Teve o sono interrompido varias vezes durante a noite por pesadelos, estava sonhando com a luta contra Sisifus e a morte de seu irmão, mas as recordações não estavam claras, estavam fragmentadas demais. Ficar dois meses em coma prejudicou muitas de suas lembranças, se recordava de uma ou outra coisa, além de não saber se realmente aconteceram ou se é fruto da sua imaginação,
Inquieto pelos distúrbios de sono olhou para o fundo do quarto escuro e teve a sensação de ver seu irmão sentado no chão encostado na parede, não sabia julgar se ainda dormia, ou se era conseqüência da medicação.
─ É você Siedge?
O soldado esperou uma resposta, mas não teve, limpou os olhos para saber se estava ou não vendo coisas, mas não encontrou mais o fantasma no quarto, pensou que se o fantasma de seu irmão estava olhando por ele, então não teria o que temer.

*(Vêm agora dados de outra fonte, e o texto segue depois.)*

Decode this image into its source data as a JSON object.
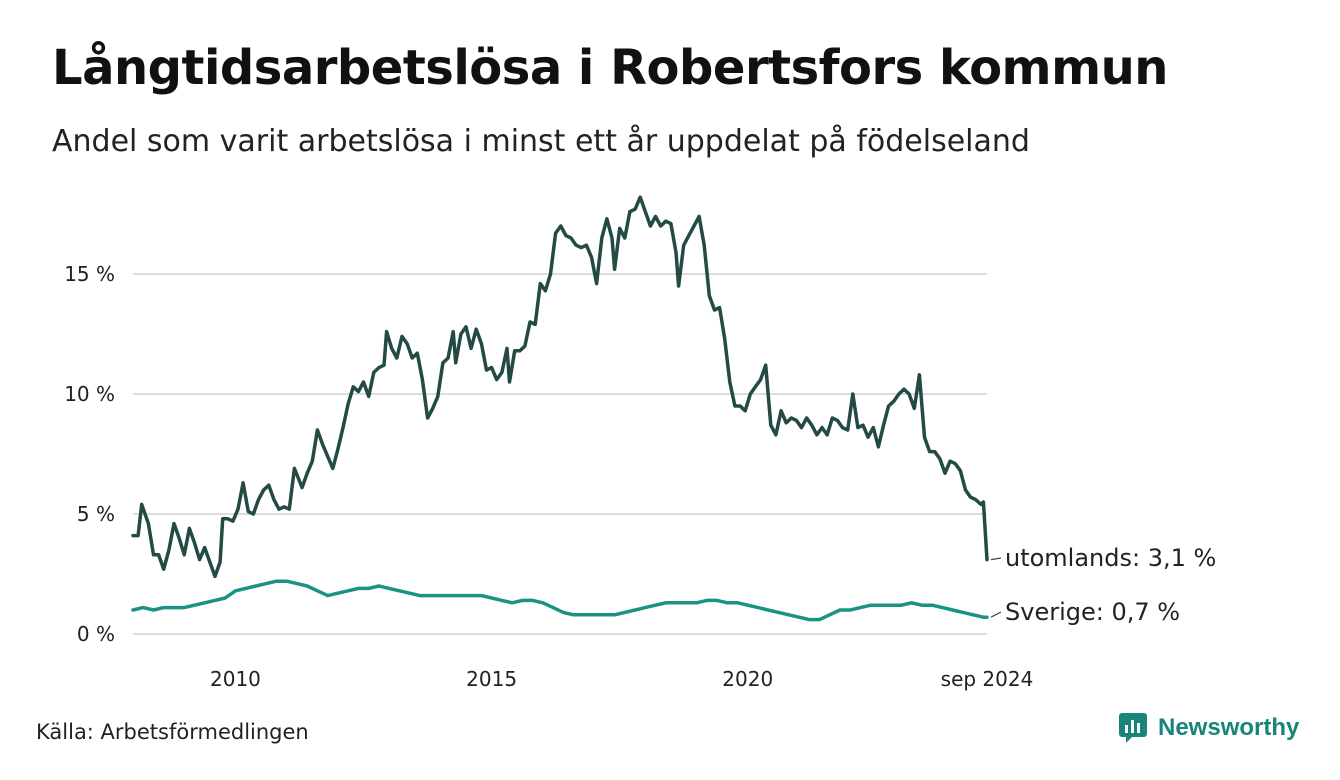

Levou a mão até o pingente e o pegou com cuidado, olhando para aquela pequena face de dragão entalhada em um minério desconhecido se recordou de mais algumas coisas, mas eram idéias vagas, Templária, sua infância, nada de muito esclarecedor, mas reconfortante ao lembrar das palavras do Dr. Gellar, sua memória, aos poucos estava voltando, tinha certeza disso. Voltou a cair no sono, mas desta vez não teve pesadelo.
Última edição por javert em Dom Jul 18, 2010 3:08 pm, editado 1 vez(es)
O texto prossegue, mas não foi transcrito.